Nobel Prize Winners Ask "The Remaining" UFO Debunkers to Get Lost

Nobel Prize Winners Ask "The Remaining" UFO Debunkers to "Come Out Of The Closet" / Debunkers Should Be "Horsewhipped."

Feb. 4, 1996 (AP)- Meeting today at Geneva, Switzerland, over 100 of the top Nobel Prize Winners in science got together for some serious discussions. Among the matters discussed was the planet's weather changes relating to global warming, the condition of the Earth's oceans and "the last remaining UFO skeptics" who are "desperately covering up the alien presence." These top prize winners in physics, chemistry , physiology and medicine held closed-door meetings and other ones that were open to the public.

Leading scientists from the United States, Japan, England and Germany made a special appeal today for "the last few UFO debunkers" to, "come out of the closet" in regards to the truth about the extraterrestrials. "The gig is up, the whole world knows they are here," a chemistry Nobel Prize winner announced.

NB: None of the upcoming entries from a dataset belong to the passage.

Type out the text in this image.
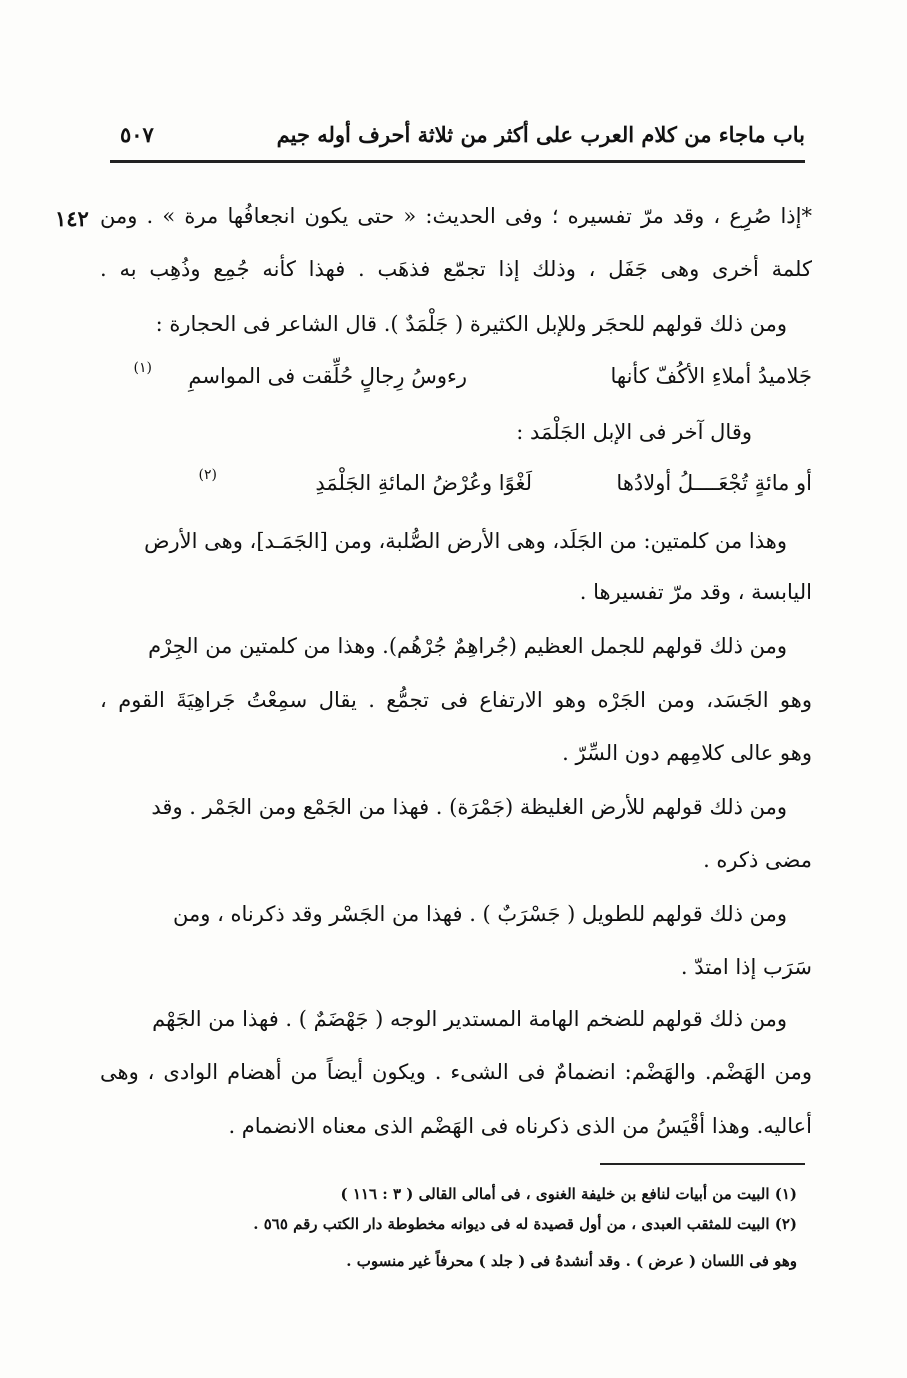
باب ماجاء من كلام العرب على أكثر من ثلاثة أحرف أوله جيم
٥٠٧
١٤٢ *إذا صُرِع ، وقد مرّ تفسيره ؛ وفى الحديث: « حتى يكون انجعافُها مرة » . ومن
كلمة أخرى وهى جَفَل ، وذلك إذا تجمّع فذهَب . فهذا كأنه جُمِع وذُهِب به .
ومن ذلك قولهم للحجَر وللإبل الكثيرة ( جَلْمَدٌ ). قال الشاعر فى الحجارة :
جَلاميدُ أملاءِ الأكُفّ كأنها
رءوسُ رِجالٍ حُلِّقت فى المواسمِ
(١)
وقال آخر فى الإبل الجَلْمَد :
أو مائةٍ تُجْعَــــلُ أولادُها
لَغْوًا وعُرْضُ المائةِ الجَلْمَدِ
(٢)
وهذا من كلمتين: من الجَلَد، وهى الأرض الصُّلبة، ومن [الجَمَـد]، وهى الأرض
اليابسة ، وقد مرّ تفسيرها .
ومن ذلك قولهم للجمل العظيم (جُراهِمٌ جُرْهُم). وهذا من كلمتين من الجِرْم
وهو الجَسَد، ومن الجَرْه وهو الارتفاع فى تجمُّع . يقال سمِعْتُ جَراهِيَةَ القوم ،
وهو عالى كلامِهم دون السِّرّ .
ومن ذلك قولهم للأرض الغليظة (جَمْرَة) . فهذا من الجَمْع ومن الجَمْر . وقد
مضى ذكره .
ومن ذلك قولهم للطويل ( جَسْرَبٌ ) . فهذا من الجَسْر وقد ذكرناه ، ومن
سَرَب إذا امتدّ .
ومن ذلك قولهم للضخم الهامة المستدير الوجه ( جَهْضَمٌ ) . فهذا من الجَهْم
ومن الهَضْم. والهَضْم: انضمامٌ فى الشىء . ويكون أيضاً من أهضام الوادى ، وهى
أعاليه. وهذا أقْيَسُ من الذى ذكرناه فى الهَضْم الذى معناه الانضمام .
(١) البيت من أبيات لنافع بن خليفة الغنوى ، فى أمالى القالى ( ٣ : ١١٦ )
(٢) البيت للمثقب العبدى ، من أول قصيدة له فى ديوانه مخطوطة دار الكتب رقم ٥٦٥ .
وهو فى اللسان ( عرض ) . وقد أنشدهُ فى ( جلد ) محرفاً غير منسوب .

Continuing, he said "These die hard fools are holding back science for their own self-promoting, and self-serving goals. They should be taken to the barn and horsewhipped."

Citing "evidence" that includes millions upon millions of UFO sightings from around the world, tens of thousands of animal mutilations, thousands of crop-pictograms stamped in wheat fields, thousands of radioactive landing trace-cases and millions of alien abductions of humans, these scientists declared they have had enough of UFO debunkers. "These "useful idiots" may have served a purpose back in the 1950s, but that was almost fifty years ago. They should quit living in the past, pick up their last checks and go fishing." The UFO community and the honest researchers totally agreed with that assessment!